You are asked now, by your country, and perhaps by your creator, to stand on one side or another. You are asked now to stand, not on a question of politics, not on a question of religion, not on a question of gay or straight. You are asked now to stand on a question of love. All you need do is stand, and let the tiny ember of love meet its own fate: you don't have to help it, you don't have it applaud it, you don't have to fight for it. Just don't put it out. Just don't extinguish it. Because while it may at first look like that love is between two people you don't know and you don't understand and maybe you don't even want to know, it is, in fact, the ember of your love for your fellow person just because this is the only world we have, and the other guy counts, too.

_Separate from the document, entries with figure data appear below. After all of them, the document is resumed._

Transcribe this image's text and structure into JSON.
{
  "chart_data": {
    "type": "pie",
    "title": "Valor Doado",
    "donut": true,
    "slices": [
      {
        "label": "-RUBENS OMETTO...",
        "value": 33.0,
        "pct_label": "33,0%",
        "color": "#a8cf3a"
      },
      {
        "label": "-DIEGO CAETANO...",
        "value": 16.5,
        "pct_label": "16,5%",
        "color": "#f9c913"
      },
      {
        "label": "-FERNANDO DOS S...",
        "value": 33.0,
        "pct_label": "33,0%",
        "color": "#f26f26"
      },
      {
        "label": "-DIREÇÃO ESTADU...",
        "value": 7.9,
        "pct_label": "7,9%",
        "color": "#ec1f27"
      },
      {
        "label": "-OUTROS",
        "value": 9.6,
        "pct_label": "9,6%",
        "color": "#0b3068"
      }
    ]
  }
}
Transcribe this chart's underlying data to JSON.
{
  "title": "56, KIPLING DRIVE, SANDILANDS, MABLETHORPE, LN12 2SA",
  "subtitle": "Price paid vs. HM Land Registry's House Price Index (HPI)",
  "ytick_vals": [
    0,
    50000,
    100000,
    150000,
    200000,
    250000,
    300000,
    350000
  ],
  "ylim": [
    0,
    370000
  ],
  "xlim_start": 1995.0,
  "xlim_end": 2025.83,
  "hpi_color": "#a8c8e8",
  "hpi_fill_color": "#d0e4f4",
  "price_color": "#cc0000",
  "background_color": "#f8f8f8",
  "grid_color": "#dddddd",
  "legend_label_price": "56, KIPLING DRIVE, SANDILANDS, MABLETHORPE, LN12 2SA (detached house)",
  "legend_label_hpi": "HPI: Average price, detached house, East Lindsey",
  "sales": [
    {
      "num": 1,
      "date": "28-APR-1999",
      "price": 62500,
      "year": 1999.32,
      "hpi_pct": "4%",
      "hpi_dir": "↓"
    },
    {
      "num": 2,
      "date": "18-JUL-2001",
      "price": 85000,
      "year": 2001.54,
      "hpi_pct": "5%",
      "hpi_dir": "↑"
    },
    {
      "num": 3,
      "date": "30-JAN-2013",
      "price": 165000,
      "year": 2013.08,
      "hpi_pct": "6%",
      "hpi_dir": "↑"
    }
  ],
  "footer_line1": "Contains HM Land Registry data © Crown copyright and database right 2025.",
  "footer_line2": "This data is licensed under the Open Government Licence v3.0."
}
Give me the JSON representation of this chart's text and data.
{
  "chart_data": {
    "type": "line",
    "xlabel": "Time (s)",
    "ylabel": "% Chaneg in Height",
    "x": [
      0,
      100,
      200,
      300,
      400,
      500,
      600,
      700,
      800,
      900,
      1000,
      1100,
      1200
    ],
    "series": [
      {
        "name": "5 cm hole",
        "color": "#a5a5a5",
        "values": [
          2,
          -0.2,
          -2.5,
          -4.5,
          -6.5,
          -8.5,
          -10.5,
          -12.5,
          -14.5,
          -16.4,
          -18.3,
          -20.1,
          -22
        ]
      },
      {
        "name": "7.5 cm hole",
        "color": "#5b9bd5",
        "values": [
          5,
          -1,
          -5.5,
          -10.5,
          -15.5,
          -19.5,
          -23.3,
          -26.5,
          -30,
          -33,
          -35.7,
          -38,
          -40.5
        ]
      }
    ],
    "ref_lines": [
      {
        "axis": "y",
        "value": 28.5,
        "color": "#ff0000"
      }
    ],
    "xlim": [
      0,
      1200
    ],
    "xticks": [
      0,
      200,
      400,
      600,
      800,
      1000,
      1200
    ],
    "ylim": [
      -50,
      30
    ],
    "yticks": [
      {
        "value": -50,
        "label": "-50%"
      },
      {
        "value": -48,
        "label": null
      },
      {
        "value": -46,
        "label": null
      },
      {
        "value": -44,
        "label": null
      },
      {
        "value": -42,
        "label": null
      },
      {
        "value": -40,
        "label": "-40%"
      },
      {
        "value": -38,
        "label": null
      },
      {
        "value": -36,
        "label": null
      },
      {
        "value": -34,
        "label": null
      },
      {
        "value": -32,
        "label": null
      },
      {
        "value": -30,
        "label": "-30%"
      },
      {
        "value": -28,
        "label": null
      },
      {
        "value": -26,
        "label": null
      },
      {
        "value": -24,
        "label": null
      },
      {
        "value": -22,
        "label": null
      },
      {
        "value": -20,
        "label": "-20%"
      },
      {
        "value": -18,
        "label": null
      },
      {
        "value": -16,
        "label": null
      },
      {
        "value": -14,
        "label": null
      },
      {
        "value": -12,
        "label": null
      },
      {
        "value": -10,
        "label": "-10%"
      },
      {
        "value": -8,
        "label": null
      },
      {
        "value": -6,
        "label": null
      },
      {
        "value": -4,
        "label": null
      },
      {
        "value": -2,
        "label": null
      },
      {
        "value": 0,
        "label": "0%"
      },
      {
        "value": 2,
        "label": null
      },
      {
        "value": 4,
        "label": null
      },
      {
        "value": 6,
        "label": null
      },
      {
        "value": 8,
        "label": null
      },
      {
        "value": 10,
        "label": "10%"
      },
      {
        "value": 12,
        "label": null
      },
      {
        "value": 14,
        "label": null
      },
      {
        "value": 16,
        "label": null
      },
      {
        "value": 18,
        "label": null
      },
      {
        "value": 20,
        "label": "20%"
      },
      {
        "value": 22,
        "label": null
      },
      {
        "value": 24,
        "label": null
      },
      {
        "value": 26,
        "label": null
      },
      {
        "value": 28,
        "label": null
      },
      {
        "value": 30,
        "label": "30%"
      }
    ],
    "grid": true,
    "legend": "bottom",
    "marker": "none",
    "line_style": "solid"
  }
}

This is the second time in ten days I find myself concluding by turning to, of all things, the closing plea for mercy by Clarence Darrow in a murder trial.

But what he said fits what is really at the heart of this:

"I was reading last night of the aspiration of the old Persian poet, Omar-Khayyam," he told the judge. It appealed to me as the highest that I can vision. I wish it was in my heart, and I wish it was in the hearts of all: So I be written in the Book of Love; I do not care about that Book above. Erase my name, or write it as you will, So I be written in the Book of Love."

Sunday, November 9, 2008

How about taking away THEIR rights???


I am not 100% if this is legitimate and/or if it’s even a good idea (I’m not usually one for taking rights away from citizens, being that I'm usually on the receiving end of such propositions), but if the Right is so intent on really, truly honoring & saving marriage, why not outlaw divorce?

What do you think???

Better yet, I wonder what those people so in love with hetero marriage think???

Speak now, or forever hold your peace, as they say!

Saturday, November 8, 2008

Why Can't the State of Florida Be More Like Key West???

Just found out that Monroe County (a.k.a. Key West) was the one & only of Florida’s 67 counties where the majority of voters did NOT approve Amendment 2. Only 7 other counties in Florida gave the Amendment more than 50% of the vote but less than the required 60% to pass (Alachua, Broward, Hillsborough, Leon, Miami-Dade, Palm Beach, Pinellas)

Of course, if you know anything at all about Key West, that just would not surprise you! Still, nearly half (48%)of the residents of the open-minded, fun-loving, welcoming Conch Republic crossed over to the dark side Tuesday.